Modified DH Parameters for Puma 560 - Wrong Results

Question

In continuation of my question on modified parameter for Puma 560 posted here Modified DH Parameters for Puma 560. Further I used a available dimension for Puma 560 here (FYI: the figure shows dimension in inches, but all following dimensions in DH parameters for length are converted to mm), [ and trial version of RoboDK simulator to check my result. I assigned the frame as show in the figure from first link, the last link is placed to the flange in the figure below with z6 pointing downward while keeping x6 in same direction as x5.

So the DH parameter looked liked, double alpha[6] = { 0, -90, 0, -90, 90, -90 }; double a[6] = { 0, 0, 431.80, 0, 0, 0 }; double d[6] = { 0, 0, 139.7, 433.07, 0, 55.88 };

I started with joint angles (theta) double theta[6] = { 0, 0, 0, 0, 0, 0 };

My calculations give me same position as Puma 560 simulator except z values are negatives. Correct position for joint angles of zeroes is x = 431.800, y = 139.700, z = 489.580. I get x = 431.800, y = 139.700, z = -489.580.

But if I put double d[6] = { 0, 0, 139.7, -433.07, 0, -55.88 }; then I get the correct value, x = 431.800, y = 139.700, z = 489.580.

I tested with other joint angles, for which I am getting correct values with negative -433.07 and -55.88 in above. So, they must be negatives.

My question is, why I have to take negative values for d to get correct result? Does this is because the value in this case should be assigned as per base frame (all value above base frame is assigned positive and all below should be assigned negative irrespective of convention.)

Base frame is located at same position as frame 1 (refer to the top most link) I used the same procedure as described in "Introduction to Robotics" by J.J. Craig.

EDIT: below is the codes I am using for the computation. Alpha and theta is converted to radians.

    ////// Craig Matrix - Modified DH Parameters Convention
    mat[0] = cos(theta);
    mat[1] = -1 * sin(theta);
    mat[2] = 0;
    mat[3] = a;

    mat[4] = sin(theta) * cos(alpha);
    mat[5] = cos(theta) * cos(alpha);
    mat[6] = -1 * sin(alpha);
    mat[7] = -1 * sin(alpha) * d;

    mat[8] = sin(theta) * sin(alpha);
    mat[9] = cos(theta) * sin(alpha);
    mat[10] = cos(alpha);
    mat[11] = cos(alpha) * d;

    mat[12] = 0;
    mat[13] = 0;
    mat[14] = 0;
    mat[15] = 1;

Above codes will give a 4 x 4 DH transformation matrix for each frame as per Modified DH conventions (Refer to Modified DH parameters on Wikipedia or J.J. Craig book, the matrix is defined there.)
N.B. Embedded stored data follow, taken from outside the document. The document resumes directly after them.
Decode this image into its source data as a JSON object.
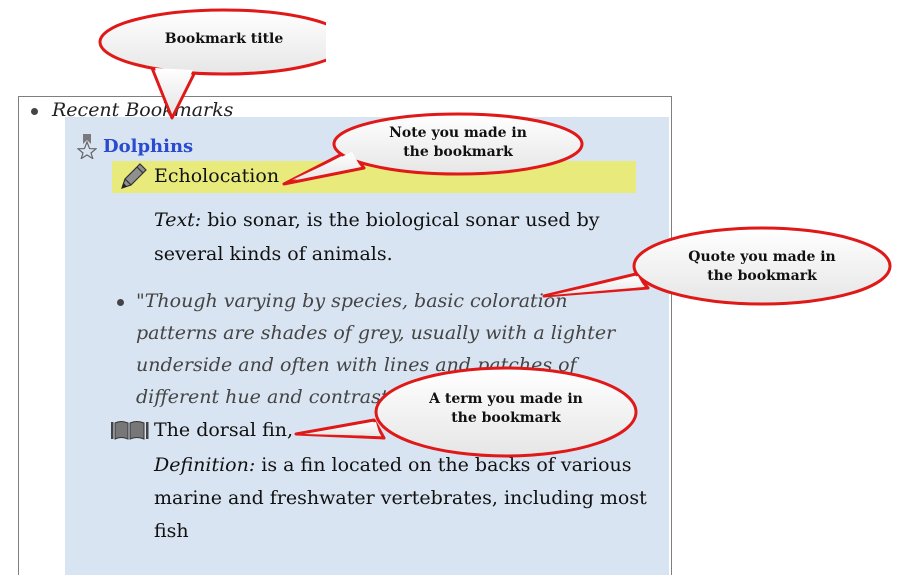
{
  "tree": {
    "root_label": "Recent Bookmarks",
    "bookmark": {
      "title": "Dolphins",
      "note": {
        "title": "Echolocation",
        "text_label": "Text:",
        "text_value": " bio sonar, is the biological sonar used by several kinds of animals."
      },
      "quote": {
        "text": "\"Though varying by species, basic coloration patterns are shades of grey, usually with a lighter underside and often with lines and patches of different hue and contrast."
      },
      "term": {
        "title": "The dorsal fin,",
        "definition_label": "Definition:",
        "definition_value": " is a fin located on the backs of various marine and freshwater vertebrates, including most fish"
      }
    }
  },
  "callouts": {
    "title": "Bookmark title",
    "note_line1": "Note you made in",
    "note_line2": "the bookmark",
    "quote_line1": "Quote you made in",
    "quote_line2": "the bookmark",
    "term_line1": "A term you made in",
    "term_line2": "the bookmark"
  },
  "colors": {
    "callout_border": "#e01818",
    "note_highlight": "#e8eb7c",
    "panel_background": "#d8e4f1",
    "bookmark_title": "#2a4bcf"
  }
}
Now, we multiply all matrices as per,

starting with matrix for frame 6 on the right hand side and multiplying it with preceding joint from left hand side. Repeating the same sequence as noted above. This should give as the location of origin of frame 6 with respect to the base frame of the robot.

Answer 1

I think the problem is with your simulator. You said,

Base frame is located at same position as frame 1 (refer to the top most link)

And, from the previous question you asked, there is the following picture where I have highlighted the first frame:

So here you can see how the global frame is oriented. Now, compare the global/world frame to the end effector location:

You've got the coordinates clearly labeled now on these drawings and you can, at a glance, see what the end effector's position is:

You move along the positive x axis 17 inches, you move along the positive y axis 5.5 inches, and you move along the NEGATIVE z axis (17.05 + 2.2) inches. So, per your drawing, the output you're calculating is correct; it should be +17,+5.5,-19.25 inches, or +431.8,+139.7,-488.95 mm.

My suggestion to you would be to find the discrpancy in your simulator. It looks like there's an offset somewhere on your z-axis measurement. I would say that maybe the base frame there is considered the base of the robot, but that doesn't make sense per the x/y coordinates. Your x/y values are pretty close to equal, which means the end effector should be located close to a (+/-) 45 degree line from the origin.